Recommended AI Tools for Finance

Microsoft Copilot for Finance
Included in Microsoft 365
Embedded directly in Excel, Outlook, and Teams. Reconciliation assistance, variance analysis in Excel, and email drafting for finance workflows. The most integrated option for teams already on Microsoft 365.
Learn More →
Claude (Anthropic)
From $20/month
Excellent for long document analysis, financial report drafting, and handling large context — upload full annual reports or lengthy contracts. Claude's strength is careful, accurate analysis of complex documents with fewer hallucinations than alternatives.
Try Claude →
Bloomberg AI (Terminal)
Bloomberg Terminal subscription
For investment professionals with Bloomberg Terminal access, the embedded AI features allow natural language queries across Bloomberg's full data universe — earnings, filings, market data, and news — without writing code or complex queries.
Learn More →

Data Security — What You Must Know

Before using any AI tool with financial data, answer these questions:

  • Is this data client-identifiable? If yes, you need an enterprise tool with a data processing agreement — never use free-tier public AI.
  • Does your firm have an AI usage policy? Many regulated financial firms have specific rules about which AI tools are permitted. Check before using.
  • Will this data be used to train the AI? Free tiers of most AI tools use your conversations for training. Enterprise tiers explicitly opt out of this.

The safest approach for sensitive data: use Microsoft Copilot for Finance (within your existing Microsoft 365 tenant) or Claude/ChatGPT Enterprise with a signed data processing agreement.
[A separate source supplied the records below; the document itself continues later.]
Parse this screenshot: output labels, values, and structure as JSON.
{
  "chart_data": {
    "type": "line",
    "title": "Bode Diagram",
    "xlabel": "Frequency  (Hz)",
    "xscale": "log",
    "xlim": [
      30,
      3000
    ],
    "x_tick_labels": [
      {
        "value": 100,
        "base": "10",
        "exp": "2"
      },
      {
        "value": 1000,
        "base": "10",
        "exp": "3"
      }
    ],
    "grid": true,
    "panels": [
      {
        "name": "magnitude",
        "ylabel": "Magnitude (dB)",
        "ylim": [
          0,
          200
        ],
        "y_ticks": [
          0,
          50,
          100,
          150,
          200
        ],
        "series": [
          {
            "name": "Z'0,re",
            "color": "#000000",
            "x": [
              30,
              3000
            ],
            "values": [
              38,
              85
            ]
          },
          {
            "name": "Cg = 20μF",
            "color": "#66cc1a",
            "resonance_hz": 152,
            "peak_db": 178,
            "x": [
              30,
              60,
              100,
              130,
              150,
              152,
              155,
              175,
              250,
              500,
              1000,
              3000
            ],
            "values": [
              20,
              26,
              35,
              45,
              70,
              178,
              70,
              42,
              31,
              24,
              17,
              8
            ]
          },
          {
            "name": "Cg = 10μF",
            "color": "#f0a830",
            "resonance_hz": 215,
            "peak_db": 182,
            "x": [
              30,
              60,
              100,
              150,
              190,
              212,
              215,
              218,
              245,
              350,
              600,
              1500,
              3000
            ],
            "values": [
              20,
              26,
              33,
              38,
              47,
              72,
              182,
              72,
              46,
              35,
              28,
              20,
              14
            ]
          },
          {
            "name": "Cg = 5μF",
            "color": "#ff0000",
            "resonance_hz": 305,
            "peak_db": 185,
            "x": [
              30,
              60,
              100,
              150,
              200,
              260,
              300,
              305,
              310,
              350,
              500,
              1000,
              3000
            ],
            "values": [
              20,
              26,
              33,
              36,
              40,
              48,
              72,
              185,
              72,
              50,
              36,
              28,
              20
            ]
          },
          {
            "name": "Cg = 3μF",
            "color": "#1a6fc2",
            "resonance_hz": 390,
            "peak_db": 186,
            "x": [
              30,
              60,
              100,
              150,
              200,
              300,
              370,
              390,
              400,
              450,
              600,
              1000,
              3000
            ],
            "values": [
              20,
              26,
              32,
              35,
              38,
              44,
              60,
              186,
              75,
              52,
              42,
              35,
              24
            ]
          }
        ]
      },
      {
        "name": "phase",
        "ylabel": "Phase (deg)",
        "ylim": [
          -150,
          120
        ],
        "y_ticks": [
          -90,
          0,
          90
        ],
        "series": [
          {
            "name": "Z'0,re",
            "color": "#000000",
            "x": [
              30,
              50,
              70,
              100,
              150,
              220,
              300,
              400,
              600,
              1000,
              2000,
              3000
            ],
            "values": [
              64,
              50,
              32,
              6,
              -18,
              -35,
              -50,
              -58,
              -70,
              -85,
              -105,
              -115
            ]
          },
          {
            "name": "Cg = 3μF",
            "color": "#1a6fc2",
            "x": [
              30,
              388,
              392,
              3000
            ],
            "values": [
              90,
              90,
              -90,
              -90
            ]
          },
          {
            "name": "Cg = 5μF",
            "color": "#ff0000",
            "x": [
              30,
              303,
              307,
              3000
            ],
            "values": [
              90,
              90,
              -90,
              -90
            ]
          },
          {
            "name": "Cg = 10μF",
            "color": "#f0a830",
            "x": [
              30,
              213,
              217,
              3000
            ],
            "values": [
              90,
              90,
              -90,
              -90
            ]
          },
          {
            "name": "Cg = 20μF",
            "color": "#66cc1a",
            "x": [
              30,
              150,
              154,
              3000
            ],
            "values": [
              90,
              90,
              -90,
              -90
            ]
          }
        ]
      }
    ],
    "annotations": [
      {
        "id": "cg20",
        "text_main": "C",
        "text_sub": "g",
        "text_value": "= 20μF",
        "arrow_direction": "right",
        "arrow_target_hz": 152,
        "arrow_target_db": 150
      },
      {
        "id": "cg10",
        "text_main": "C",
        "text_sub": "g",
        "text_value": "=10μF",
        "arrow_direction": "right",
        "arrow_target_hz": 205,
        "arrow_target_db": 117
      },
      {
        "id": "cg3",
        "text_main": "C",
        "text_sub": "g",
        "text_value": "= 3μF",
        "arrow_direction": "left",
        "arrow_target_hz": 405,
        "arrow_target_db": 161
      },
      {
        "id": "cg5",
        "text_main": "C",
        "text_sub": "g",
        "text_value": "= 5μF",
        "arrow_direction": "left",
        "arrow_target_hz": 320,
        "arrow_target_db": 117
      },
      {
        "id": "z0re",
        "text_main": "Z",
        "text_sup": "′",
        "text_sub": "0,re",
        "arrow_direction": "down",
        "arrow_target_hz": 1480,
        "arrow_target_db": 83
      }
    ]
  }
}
Frequently Asked Questions

Is it safe to use AI with confidential financial data?
It depends on the tool and how you use it. For sensitive client data, use AI tools with enterprise data privacy agreements (Claude Enterprise, ChatGPT Enterprise, Microsoft Copilot for Finance) that guarantee your data is not used for training. Never paste client-identifiable data into free-tier public AI tools.
Can AI replace financial analysts?
Not entirely — but it is changing the role significantly. AI handles the data gathering, pattern recognition, and first-draft analysis that consumed most of a junior analyst's time. Senior-level judgment, client relationships, and strategic interpretation remain distinctly human strengths.
What AI tools are most useful for accountants?
For accountants, the most impactful tools are: Microsoft Copilot for Finance (Excel and ERP integration), Claude or ChatGPT for drafting client communications and explanations, and purpose-built tools like Dext for receipt processing and Vic.ai for invoice automation.
How is AI being used in investment management?
AI is being used for alternative data analysis (satellite imagery, web traffic, job postings), earnings call sentiment analysis, portfolio risk modelling, and trade idea generation. Hedge funds have been using these approaches for years — they are now accessible to smaller firms through APIs and tools like Bloomberg's AI features.
What are the compliance risks of using AI in finance?
Key risks include: AI-generated errors in client-facing documents, data privacy violations if confidential information is shared with external AI systems, and regulatory scrutiny of AI-assisted investment decisions. Always verify AI outputs against source data before using in any regulated context.